If screening takes place, then the (1 + pivot_subset_ratio) * s largest active scores are used to determine the pivot point where s is the current screen set size.

resid#

Residual \(y_c - X \beta\) where \(\beta\) is given by screen_beta.

resid_sum#

Weighted (by \(W\)) sum of resid.

rsq#

The change in unnormalized \(R^2\) given by \(\|y_c-X_c\beta_{\mathrm{old}}\|_{W}^2 - \|y_c-X_c\beta_{\mathrm{curr}}\|_{W}^2\).

screen_X_means#

Column means of \(X\) for screen groups (weighted by \(W\)).

screen_begins#

List of indices that index a corresponding list of values for each screen group. screen_begins[i] is the starting index corresponding to the i th screen group. From this index, reading group_sizes[screen_set[i]] number of elements will grab values corresponding to the full i th screen group block.

screen_beta#

Coefficient vector on the screen set. screen_beta[b:b+p] is the coefficient for the i th screen group where k = screen_set[i], b = screen_begins[i], and p = group_sizes[k].

screen_hashset#

Hashmap containing the same values as screen_set.

screen_is_active#

Boolean vector that indicates whether each screen group in groups is active or not. screen_is_active[i] is True if and only if screen_set[i] is active.

screen_rule#

Strong rule type.

screen_set#

List of indices into groups that correspond to the screen groups. screen_set[i] is i th screen group.

screen_sizes#

Strong set size for every saved solution.

screen_transforms#

List of \(V_k\) where \(V_k\) is from the SVD of \(\sqrt{W} X_{c,k}\) along the screen groups \(k\) and for possibly column-centered (weighted by \(W\)) \(X_k\).
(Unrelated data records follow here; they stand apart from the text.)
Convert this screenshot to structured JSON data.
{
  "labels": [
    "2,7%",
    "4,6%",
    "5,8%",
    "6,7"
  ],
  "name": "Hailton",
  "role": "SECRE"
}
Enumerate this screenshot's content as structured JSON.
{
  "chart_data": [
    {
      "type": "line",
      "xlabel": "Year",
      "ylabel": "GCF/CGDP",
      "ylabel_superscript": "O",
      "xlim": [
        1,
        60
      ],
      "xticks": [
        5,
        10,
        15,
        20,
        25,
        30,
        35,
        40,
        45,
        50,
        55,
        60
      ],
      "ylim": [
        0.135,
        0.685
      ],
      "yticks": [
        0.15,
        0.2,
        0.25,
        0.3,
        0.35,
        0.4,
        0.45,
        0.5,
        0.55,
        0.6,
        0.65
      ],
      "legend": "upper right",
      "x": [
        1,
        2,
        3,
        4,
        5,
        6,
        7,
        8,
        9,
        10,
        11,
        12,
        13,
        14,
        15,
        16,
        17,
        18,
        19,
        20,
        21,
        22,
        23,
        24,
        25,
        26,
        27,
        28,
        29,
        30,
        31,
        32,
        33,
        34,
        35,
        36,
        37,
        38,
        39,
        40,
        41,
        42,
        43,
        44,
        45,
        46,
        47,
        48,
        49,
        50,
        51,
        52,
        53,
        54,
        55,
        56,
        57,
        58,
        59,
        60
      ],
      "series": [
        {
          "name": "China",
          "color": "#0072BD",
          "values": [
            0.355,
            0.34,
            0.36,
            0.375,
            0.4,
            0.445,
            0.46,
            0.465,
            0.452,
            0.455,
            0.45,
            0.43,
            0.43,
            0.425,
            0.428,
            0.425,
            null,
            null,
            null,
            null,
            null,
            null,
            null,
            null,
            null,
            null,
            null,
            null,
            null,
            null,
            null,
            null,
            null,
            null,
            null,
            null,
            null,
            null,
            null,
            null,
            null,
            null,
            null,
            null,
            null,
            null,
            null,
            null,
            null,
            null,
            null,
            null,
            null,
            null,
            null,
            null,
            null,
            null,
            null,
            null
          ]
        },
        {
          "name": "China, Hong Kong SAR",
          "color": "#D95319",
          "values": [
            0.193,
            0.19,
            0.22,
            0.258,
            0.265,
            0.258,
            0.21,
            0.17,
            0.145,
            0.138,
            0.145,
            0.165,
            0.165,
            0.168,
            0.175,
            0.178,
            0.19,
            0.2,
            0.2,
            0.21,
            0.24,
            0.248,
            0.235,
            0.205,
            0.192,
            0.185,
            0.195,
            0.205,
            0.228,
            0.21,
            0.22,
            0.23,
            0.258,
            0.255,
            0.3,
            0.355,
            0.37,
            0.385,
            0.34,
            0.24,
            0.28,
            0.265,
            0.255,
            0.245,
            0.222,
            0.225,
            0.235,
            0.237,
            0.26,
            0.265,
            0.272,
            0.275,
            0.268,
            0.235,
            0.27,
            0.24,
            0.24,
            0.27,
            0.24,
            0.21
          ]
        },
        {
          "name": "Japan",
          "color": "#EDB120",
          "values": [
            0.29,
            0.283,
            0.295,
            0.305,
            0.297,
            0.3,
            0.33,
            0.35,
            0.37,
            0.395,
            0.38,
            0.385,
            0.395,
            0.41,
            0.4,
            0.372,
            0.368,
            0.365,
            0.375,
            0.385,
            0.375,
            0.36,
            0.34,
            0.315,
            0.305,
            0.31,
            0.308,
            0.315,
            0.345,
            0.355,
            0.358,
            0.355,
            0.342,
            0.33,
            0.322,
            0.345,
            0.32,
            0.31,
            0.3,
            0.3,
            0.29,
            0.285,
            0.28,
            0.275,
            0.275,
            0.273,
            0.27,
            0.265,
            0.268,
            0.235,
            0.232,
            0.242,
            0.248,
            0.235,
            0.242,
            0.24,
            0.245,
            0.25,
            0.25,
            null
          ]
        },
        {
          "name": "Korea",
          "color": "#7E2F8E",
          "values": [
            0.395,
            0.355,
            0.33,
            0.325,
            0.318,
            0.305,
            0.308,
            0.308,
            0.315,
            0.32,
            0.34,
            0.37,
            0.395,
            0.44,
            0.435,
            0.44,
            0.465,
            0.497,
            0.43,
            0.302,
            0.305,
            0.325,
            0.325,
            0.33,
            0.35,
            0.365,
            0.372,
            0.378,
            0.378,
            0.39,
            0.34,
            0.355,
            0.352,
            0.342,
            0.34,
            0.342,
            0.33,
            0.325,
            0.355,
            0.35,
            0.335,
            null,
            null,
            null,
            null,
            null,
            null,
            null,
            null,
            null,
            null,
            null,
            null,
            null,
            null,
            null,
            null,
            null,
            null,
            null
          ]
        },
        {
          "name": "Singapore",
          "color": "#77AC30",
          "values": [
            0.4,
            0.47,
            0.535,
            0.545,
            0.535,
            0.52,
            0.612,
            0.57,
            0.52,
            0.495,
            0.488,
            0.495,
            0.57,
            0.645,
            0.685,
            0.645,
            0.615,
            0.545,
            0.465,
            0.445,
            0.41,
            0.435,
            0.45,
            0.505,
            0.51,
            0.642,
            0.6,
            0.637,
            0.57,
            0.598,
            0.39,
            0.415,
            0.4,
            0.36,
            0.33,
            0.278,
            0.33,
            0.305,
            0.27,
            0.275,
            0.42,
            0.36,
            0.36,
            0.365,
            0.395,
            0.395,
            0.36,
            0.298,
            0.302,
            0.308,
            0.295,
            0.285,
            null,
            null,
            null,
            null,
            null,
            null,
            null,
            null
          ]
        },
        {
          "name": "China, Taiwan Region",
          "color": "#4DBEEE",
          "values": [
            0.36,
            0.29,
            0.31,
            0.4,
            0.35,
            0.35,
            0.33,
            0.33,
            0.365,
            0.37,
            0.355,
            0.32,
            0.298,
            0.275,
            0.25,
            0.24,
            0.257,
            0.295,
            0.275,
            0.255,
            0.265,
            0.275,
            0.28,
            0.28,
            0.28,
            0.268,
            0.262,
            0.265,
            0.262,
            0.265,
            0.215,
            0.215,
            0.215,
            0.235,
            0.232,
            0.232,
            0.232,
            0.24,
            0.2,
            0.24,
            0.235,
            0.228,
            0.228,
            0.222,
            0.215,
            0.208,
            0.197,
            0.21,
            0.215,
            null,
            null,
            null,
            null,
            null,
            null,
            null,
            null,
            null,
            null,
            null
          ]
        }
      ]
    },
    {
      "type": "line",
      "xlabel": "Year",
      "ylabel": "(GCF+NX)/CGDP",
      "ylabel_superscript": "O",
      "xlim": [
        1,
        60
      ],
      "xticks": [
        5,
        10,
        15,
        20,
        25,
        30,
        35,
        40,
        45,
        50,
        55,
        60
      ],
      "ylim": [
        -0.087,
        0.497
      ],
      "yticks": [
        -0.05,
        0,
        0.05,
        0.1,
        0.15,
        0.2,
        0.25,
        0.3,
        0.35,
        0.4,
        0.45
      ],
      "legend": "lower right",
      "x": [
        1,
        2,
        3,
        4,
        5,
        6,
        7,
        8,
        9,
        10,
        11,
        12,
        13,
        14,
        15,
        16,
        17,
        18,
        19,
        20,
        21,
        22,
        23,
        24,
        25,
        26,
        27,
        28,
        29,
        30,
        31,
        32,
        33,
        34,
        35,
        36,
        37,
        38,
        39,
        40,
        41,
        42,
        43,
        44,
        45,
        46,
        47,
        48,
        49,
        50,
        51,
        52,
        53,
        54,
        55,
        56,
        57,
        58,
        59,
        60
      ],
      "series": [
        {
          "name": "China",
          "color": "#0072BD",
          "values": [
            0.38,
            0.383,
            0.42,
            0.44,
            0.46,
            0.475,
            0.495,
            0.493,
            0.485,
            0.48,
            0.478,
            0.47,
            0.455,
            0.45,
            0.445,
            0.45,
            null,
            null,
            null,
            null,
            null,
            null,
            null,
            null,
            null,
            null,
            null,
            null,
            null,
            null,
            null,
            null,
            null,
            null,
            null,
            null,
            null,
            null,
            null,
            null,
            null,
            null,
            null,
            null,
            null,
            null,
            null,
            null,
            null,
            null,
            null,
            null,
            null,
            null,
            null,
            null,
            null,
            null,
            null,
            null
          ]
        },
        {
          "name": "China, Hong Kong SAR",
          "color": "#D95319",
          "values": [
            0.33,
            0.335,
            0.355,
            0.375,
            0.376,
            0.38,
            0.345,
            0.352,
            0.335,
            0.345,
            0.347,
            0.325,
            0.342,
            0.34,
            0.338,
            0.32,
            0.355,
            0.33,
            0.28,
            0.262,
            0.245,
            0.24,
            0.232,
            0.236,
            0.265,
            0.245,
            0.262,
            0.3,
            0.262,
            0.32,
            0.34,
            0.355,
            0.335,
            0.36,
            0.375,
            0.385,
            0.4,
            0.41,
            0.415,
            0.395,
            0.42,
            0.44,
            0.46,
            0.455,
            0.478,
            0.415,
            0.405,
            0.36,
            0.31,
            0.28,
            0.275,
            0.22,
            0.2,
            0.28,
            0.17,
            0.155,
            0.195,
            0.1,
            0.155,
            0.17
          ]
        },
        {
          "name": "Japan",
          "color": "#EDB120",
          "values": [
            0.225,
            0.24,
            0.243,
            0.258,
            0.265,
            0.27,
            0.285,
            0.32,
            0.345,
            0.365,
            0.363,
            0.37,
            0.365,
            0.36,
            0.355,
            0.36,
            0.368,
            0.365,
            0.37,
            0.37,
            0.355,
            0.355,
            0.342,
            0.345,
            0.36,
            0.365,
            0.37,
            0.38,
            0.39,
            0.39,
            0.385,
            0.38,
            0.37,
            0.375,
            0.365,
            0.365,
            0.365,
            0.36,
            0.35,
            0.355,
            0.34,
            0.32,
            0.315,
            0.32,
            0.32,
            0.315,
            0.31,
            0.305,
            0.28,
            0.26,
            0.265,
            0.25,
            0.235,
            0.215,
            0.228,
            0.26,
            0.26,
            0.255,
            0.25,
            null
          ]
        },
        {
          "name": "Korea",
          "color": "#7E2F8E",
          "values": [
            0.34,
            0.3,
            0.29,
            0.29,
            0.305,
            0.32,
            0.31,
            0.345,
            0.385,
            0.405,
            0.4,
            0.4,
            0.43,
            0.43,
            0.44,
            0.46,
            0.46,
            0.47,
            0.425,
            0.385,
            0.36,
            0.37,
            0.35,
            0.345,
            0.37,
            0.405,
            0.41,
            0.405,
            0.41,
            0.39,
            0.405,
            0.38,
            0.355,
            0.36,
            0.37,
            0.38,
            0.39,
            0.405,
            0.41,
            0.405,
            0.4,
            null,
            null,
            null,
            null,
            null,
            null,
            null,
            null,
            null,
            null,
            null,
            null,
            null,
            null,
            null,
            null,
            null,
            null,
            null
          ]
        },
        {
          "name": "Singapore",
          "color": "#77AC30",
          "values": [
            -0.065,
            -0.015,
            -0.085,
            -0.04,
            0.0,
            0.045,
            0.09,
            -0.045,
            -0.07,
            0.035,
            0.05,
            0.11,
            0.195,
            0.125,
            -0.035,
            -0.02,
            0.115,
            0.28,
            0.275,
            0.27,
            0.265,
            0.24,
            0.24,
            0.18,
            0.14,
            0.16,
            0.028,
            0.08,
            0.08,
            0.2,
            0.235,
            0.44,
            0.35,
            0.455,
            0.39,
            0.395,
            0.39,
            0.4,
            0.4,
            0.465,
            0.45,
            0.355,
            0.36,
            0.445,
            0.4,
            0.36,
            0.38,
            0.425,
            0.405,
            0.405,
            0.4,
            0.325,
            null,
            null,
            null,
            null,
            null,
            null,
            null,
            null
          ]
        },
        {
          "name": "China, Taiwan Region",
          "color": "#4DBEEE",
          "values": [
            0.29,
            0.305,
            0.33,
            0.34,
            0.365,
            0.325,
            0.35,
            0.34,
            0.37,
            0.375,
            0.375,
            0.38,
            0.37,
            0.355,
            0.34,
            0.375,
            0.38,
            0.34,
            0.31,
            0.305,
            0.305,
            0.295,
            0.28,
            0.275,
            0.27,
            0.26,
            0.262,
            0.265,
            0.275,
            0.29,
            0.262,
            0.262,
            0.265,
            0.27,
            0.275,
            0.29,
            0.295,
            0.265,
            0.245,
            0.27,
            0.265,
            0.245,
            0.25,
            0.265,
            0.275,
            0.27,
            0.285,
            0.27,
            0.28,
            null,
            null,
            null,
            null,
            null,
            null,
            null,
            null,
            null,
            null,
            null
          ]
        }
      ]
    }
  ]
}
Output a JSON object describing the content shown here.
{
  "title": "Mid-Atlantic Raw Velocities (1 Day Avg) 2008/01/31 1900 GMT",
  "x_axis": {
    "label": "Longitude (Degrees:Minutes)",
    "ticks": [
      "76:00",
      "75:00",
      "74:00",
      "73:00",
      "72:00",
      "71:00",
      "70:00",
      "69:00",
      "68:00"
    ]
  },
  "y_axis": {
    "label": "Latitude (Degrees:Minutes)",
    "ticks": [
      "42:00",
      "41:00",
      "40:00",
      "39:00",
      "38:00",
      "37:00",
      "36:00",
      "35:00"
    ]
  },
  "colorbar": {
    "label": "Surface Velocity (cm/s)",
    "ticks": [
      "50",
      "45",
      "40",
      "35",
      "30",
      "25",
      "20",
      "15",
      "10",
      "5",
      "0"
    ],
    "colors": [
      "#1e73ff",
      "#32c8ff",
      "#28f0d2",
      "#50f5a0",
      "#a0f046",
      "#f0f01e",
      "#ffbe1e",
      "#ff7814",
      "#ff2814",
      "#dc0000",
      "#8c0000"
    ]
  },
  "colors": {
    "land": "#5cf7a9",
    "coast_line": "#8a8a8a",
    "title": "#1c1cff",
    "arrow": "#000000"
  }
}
It only needs to be properly initialized for groups with size > 1. screen_transforms[i] is \(V_k\) for the i th screen group where k = screen_set[i].

screen_vars#

List of \(D_k^2\) where \(D_k\) is from the SVD of \(\sqrt{W} X_{c,k}\) along the screen groups \(k\) and for possibly column-centered (weighted by \(W\)) \(X_k\). screen_vars[b:b+p] is \(D_k^2\) for the i th screen group where k = screen_set[i], b = screen_begins[i], and p = group_sizes[k].

setup_lmda_max#

True if the function should setup \(\lambda_\max\).

setup_lmda_path#

True if the function should setup the regularization path.

tol#

Coordinate descent convergence tolerance.

weights#

Observation weights \(W\).

y_mean#

Mean of the response vector \(y\) (weighted by \(W\)), i.e. \(\mathbf{1}^\top W y\).

y_var#

Variance of the response vector \(y\) (weighted by \(W\)), i.e. \(\|y_c\|_{W}^2\).